Voting by Committees Under Constraints

Many problems of social choice take the following form. There are n voters and a set of k objects. These objects may be bills considered by a legislature, candidates to some set of positions, or the collection of characteristics which distinguish a social alternative from another. The voters must choose a subset of the set of objects. Sometimes, any combination of objects is feasible: for example, if we consider the election of candidates to join a club which is ready to admit as many of them as the voters choose. It is for these cases that Barbera, Sonnenschein, and Zhou (1991) provided characterizations of all voting procedures which are strategy-proof and respect voter's sovereignty when voters' preferences are additively representable, and also when these are separable. For both of these restricted domains, voting by committees turns out to be the family of all rules satisfying the above requirements.
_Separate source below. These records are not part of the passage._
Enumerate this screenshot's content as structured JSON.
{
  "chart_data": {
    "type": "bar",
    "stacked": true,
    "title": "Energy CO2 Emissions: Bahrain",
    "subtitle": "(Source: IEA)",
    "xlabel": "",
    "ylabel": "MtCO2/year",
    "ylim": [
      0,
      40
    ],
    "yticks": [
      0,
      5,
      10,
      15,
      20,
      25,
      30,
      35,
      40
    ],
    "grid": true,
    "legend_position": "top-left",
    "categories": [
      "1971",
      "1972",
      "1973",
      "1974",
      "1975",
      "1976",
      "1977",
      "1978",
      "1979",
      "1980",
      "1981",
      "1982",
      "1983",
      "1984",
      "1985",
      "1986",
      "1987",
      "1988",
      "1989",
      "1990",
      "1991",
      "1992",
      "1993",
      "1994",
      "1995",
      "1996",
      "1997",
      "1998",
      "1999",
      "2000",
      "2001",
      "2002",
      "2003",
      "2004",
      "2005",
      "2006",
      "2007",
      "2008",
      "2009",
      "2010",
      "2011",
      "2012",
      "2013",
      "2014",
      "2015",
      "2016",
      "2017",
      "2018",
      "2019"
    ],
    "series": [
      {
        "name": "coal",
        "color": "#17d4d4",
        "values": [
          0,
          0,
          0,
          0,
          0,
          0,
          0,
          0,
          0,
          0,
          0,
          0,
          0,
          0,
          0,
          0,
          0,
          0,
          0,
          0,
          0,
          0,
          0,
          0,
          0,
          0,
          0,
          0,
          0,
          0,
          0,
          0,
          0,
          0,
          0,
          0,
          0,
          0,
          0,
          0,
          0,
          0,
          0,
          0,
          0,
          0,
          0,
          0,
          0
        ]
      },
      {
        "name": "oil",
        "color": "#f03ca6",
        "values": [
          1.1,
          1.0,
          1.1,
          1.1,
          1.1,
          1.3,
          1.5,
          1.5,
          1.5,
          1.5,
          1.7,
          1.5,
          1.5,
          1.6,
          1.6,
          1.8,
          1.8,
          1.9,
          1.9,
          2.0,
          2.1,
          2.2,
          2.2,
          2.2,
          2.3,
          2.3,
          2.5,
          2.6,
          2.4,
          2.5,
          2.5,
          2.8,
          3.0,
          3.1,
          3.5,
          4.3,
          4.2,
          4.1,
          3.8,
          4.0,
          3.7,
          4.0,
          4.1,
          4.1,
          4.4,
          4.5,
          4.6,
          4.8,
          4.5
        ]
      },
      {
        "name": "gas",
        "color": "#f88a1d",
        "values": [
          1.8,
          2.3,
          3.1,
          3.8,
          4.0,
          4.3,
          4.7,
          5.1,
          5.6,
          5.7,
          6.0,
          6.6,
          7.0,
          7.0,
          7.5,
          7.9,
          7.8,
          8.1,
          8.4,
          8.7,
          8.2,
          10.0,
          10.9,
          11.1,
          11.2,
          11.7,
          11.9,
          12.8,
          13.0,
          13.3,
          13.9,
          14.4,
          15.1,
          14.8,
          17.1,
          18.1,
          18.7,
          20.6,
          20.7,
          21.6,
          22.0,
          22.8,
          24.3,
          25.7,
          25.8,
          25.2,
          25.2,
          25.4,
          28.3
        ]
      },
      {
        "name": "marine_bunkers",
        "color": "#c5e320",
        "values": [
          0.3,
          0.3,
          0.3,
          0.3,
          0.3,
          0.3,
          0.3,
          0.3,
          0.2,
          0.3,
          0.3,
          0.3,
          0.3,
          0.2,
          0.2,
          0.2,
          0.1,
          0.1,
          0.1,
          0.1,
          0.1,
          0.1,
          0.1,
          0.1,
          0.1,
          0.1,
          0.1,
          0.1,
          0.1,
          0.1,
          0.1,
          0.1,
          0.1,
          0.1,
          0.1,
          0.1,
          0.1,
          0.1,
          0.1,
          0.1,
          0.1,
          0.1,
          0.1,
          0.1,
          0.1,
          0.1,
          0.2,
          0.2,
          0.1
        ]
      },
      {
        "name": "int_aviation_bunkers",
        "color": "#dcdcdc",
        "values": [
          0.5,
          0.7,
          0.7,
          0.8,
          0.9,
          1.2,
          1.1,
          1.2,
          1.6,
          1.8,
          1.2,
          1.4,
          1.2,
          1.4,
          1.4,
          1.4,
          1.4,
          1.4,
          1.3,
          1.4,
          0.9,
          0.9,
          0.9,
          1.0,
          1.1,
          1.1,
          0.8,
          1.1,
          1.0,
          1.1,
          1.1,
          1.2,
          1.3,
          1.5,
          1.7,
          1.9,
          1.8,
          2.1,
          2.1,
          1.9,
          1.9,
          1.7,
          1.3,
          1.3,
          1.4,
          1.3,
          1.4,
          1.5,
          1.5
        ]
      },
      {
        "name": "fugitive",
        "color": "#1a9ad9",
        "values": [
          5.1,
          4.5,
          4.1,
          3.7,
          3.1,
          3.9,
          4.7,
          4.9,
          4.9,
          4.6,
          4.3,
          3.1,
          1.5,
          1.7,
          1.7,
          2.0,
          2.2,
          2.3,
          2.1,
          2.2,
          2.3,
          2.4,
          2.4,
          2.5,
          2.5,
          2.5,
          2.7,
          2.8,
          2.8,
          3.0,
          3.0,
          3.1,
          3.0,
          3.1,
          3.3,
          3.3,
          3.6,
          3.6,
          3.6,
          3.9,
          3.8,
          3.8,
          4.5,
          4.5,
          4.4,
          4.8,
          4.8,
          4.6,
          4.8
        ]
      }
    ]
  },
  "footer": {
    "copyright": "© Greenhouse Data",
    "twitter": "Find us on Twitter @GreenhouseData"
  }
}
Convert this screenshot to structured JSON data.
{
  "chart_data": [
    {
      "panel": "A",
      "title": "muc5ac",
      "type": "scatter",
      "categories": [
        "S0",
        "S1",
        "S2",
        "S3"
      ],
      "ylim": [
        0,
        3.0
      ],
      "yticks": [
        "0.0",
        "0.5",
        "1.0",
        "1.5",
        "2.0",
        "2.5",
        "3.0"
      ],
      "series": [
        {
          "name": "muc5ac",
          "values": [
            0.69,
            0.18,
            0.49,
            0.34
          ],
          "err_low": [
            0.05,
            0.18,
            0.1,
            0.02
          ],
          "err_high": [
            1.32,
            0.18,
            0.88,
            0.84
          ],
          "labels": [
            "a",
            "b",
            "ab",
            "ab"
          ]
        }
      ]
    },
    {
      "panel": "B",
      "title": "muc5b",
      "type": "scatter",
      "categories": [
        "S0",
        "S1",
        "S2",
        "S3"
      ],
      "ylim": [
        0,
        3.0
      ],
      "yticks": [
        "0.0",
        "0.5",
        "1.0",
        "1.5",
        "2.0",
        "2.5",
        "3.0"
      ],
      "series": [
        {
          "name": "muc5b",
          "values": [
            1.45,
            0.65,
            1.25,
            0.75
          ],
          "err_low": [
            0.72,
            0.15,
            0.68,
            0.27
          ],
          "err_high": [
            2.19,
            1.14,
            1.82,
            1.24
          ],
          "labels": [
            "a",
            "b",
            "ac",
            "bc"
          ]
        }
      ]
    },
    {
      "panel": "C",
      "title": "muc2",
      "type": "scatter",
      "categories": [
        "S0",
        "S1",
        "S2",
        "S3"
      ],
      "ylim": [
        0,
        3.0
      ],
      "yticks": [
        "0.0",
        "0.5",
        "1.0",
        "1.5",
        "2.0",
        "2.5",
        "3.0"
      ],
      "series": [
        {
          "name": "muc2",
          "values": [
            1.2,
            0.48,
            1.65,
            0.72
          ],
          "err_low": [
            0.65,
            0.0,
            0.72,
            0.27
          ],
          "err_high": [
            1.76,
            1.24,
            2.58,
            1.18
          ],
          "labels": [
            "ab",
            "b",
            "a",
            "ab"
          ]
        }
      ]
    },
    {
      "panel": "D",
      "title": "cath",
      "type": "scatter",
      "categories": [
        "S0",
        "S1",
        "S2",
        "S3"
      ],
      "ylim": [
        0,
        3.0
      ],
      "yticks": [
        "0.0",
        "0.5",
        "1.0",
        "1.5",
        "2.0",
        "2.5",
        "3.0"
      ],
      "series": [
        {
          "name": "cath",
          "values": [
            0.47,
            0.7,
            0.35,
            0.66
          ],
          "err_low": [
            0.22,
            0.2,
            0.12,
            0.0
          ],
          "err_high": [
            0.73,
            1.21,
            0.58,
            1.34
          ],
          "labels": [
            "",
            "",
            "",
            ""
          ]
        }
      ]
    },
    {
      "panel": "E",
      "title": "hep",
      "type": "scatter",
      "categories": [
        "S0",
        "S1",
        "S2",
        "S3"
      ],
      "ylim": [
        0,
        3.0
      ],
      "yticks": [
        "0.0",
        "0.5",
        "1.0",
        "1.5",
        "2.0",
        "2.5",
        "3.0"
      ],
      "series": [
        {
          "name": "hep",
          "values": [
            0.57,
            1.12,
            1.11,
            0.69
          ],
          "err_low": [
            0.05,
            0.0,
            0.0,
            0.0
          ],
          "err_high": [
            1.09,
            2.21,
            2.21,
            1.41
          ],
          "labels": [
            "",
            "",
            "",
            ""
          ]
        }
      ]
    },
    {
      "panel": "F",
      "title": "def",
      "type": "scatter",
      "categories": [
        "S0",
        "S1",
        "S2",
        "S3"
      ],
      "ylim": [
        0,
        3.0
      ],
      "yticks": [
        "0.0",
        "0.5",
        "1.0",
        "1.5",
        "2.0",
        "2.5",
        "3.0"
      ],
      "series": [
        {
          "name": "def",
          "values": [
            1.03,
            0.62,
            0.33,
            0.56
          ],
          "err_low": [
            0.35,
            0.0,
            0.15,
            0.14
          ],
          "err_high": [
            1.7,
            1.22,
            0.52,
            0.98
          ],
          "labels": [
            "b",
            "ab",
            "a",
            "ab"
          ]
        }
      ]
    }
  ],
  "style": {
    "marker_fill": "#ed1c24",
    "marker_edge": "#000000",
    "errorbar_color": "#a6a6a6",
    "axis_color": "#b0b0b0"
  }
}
Most often, though, some combinations of objects are not feasible, while others are: if there are more candidates than positions to be filled, only sets of size less than or equal to the available number of slots are feasible. Our purpose in this paper is to characterize the families of strategy-proof voting procedures when not all possible subsets of objects are feasible, and voters' preferences are separable or additively representable. Our main conclusions are the following. First: all rules that satisfy strategy-proofness must still be voting by committees. Second: the committees for different objects must be interrelated, in precise ways which depend on what families of sets of objects are feasible. Third: unlike in Barbera, Sonnenschein, and Zhou (1991), the class of strategy- proof rules when preferences are additively representable can be substantially larger that the set of rules satisfying the same requirement when voter' preferences are separable.